Thursday, October 1, 2009

3Jack's Translation of TGM: Part 8A

7-5 (Plane Line)

The above pic shows what the 'machine' at its base form looks like. The principles of this machine are the same as somebody properly swinging along a plane board.

If you look at the top diagram, it shows where the plane line is. It is the line at the bottom of the plane board. The club should point at the plane line throughout the swing (except when the clubshaft is parallel to the ground). This Martin Hall video basically explains having a 'straight plane line' with the SmartStick Training Aid.

We talk about 'swinging left' here in accordance to D-Plane, but all that means is keeping the face square to the target at impact and just 'moving the plane board' only a couple of degrees or so to the left and swinging along that 'imaginary plane board.'

But the thing to remember here is that the plane line and the line of flight of the ball are not always the same. 'Swinging Left' in accordance to D-Plane shows that. The same could be said if the golfer wants to hit a draw or a fade. The plane line has to be left of the clubface angle at impact for a fade and right of the clubface angle at impact for a draw. How you move the plane line will be discussed when I translate Chapter 10.

7-6 (Basic Plane Angles)

Basic Plane Angles are essentially the 'flatness' or the 'steepness' of the backswing.

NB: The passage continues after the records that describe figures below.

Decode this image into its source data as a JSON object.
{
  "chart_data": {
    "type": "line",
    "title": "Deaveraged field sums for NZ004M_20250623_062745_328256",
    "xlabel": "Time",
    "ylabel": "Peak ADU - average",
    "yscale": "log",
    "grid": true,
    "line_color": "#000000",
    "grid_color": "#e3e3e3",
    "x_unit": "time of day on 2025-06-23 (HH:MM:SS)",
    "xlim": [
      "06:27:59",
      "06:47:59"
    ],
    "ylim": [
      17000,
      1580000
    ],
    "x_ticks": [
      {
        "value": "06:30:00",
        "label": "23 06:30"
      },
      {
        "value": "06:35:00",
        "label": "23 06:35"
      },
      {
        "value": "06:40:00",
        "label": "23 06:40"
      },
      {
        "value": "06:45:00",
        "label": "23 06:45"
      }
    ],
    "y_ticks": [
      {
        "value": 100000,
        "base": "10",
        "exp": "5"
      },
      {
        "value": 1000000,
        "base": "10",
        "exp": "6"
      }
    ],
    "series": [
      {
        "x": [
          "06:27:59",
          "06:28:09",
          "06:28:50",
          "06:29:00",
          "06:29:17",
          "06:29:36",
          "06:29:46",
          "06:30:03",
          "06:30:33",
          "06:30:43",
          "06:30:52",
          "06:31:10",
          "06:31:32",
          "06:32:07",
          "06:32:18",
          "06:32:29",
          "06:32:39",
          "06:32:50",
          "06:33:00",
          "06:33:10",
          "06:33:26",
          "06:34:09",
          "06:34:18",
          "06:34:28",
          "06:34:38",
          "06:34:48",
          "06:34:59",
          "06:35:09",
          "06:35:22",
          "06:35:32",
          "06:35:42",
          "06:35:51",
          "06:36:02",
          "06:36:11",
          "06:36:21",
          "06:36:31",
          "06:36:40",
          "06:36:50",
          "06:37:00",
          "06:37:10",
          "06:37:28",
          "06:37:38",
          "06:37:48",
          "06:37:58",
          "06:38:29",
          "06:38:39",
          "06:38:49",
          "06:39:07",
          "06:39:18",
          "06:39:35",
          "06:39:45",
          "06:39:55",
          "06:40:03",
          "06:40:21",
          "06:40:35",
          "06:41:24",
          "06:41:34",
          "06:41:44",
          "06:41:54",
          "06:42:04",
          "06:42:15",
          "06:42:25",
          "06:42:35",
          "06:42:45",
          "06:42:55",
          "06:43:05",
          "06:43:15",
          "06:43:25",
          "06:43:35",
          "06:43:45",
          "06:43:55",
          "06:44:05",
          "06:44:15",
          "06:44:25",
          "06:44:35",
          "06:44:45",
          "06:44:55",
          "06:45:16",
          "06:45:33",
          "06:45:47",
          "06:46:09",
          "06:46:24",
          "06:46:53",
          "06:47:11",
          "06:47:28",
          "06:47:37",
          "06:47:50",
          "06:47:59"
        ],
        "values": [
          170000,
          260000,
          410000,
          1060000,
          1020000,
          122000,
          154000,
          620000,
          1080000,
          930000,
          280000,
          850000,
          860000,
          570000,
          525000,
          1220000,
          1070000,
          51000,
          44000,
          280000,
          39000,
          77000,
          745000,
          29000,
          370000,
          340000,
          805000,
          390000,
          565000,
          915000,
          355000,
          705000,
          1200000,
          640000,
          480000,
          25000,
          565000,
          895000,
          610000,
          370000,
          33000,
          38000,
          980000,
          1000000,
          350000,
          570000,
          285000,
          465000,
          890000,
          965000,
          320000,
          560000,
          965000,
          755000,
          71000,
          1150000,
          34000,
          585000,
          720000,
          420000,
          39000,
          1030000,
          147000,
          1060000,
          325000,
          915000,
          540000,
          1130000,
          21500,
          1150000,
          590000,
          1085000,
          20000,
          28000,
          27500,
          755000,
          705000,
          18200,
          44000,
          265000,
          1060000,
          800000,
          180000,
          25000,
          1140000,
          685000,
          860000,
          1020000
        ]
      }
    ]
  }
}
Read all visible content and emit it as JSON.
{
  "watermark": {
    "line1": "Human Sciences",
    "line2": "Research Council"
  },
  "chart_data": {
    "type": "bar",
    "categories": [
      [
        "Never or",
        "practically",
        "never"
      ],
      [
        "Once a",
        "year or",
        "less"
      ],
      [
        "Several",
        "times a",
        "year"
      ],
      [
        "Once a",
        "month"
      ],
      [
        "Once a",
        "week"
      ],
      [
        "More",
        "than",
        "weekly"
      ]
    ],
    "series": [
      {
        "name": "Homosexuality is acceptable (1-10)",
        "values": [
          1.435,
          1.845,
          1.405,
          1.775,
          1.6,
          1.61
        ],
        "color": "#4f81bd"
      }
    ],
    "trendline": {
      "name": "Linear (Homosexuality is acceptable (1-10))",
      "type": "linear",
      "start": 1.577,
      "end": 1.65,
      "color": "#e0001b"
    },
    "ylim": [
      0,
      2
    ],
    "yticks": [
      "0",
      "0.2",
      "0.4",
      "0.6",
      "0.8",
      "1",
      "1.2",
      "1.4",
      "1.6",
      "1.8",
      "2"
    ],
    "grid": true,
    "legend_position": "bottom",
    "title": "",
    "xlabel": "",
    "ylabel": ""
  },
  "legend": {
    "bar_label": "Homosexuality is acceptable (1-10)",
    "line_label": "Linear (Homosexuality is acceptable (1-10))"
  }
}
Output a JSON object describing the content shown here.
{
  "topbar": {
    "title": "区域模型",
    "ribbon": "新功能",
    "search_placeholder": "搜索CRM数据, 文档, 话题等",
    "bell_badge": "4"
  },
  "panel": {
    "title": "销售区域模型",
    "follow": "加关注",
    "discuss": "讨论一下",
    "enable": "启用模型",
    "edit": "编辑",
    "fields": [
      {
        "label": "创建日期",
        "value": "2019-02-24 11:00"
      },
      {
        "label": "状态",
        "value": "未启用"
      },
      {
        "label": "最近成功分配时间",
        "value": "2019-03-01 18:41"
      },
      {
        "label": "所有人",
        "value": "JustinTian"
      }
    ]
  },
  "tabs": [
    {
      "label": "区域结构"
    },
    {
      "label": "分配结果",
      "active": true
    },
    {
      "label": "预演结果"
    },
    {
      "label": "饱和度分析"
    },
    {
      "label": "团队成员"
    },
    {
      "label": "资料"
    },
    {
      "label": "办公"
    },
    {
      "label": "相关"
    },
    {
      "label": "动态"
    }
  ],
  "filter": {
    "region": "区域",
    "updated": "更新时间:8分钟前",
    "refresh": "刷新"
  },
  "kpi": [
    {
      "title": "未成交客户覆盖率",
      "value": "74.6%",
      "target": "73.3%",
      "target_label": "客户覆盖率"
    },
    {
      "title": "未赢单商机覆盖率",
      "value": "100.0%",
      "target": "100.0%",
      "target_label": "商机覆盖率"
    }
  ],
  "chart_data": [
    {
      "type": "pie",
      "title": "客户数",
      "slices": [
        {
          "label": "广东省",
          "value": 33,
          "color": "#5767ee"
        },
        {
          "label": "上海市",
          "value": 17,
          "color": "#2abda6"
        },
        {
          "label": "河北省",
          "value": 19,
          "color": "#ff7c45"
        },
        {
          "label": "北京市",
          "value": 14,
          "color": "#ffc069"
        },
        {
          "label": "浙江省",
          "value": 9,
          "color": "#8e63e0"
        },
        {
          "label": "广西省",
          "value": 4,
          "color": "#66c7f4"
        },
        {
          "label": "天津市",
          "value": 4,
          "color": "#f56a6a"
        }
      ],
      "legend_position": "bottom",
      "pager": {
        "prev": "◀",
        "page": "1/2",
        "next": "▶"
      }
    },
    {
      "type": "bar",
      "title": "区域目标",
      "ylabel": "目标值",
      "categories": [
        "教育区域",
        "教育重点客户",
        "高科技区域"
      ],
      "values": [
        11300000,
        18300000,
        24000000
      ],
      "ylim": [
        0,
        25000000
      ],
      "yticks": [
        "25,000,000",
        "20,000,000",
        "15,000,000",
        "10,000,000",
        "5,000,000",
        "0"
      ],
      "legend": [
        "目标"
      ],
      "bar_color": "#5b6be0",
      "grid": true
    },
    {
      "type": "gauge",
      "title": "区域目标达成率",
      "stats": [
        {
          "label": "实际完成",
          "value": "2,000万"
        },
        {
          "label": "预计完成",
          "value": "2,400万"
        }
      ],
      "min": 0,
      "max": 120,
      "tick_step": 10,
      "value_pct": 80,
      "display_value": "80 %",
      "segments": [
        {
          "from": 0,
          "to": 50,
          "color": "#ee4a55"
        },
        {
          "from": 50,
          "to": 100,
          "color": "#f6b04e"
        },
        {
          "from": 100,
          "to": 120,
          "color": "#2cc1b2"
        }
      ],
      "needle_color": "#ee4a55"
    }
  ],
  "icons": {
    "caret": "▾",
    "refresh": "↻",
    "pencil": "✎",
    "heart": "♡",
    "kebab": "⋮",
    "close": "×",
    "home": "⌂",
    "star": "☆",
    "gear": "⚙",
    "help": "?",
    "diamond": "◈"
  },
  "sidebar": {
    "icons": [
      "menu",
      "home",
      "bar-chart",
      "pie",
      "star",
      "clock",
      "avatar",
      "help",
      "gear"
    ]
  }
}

As you can see, Mr. Hogan and Mr. Nicklaus have different looking backswings because they swing on different plane angles. But obviously neither is 'wrong' or 'better', just better for their bodies, abilities, and skills.

No Plane is technically too flat or too steep unless it allows the Heel or Toe of the Club to touch the ground before Seperation or without compensating. Ball location and Plane Angle are closely associated. As the Plane Angle steepens, the Ball must moved forward to control Divot depth. Never TRY to 'take' -- or 'not take' -- a Divot. It must be the automatic result of Ball Placement AND Plane Angle.

7-7 (Plane Angle Variations)

Plane Angle Variations is sort of like Jim Hardy's 'one plane' and 'two plane' swing, although I'm not a fan of the way Hardy simplifies it, nor the amount of importance he places upon it. In TGM, plane angle variations can be things like a 'zero shift', a 'single shift', a 'double shift', etc. Very few golfers can swing right along a large plane board. Instead, they usually will naturally 'lift' their hands and arm above the imaginary plane board and then they might drop them back on the imaginary plane board on the downswing.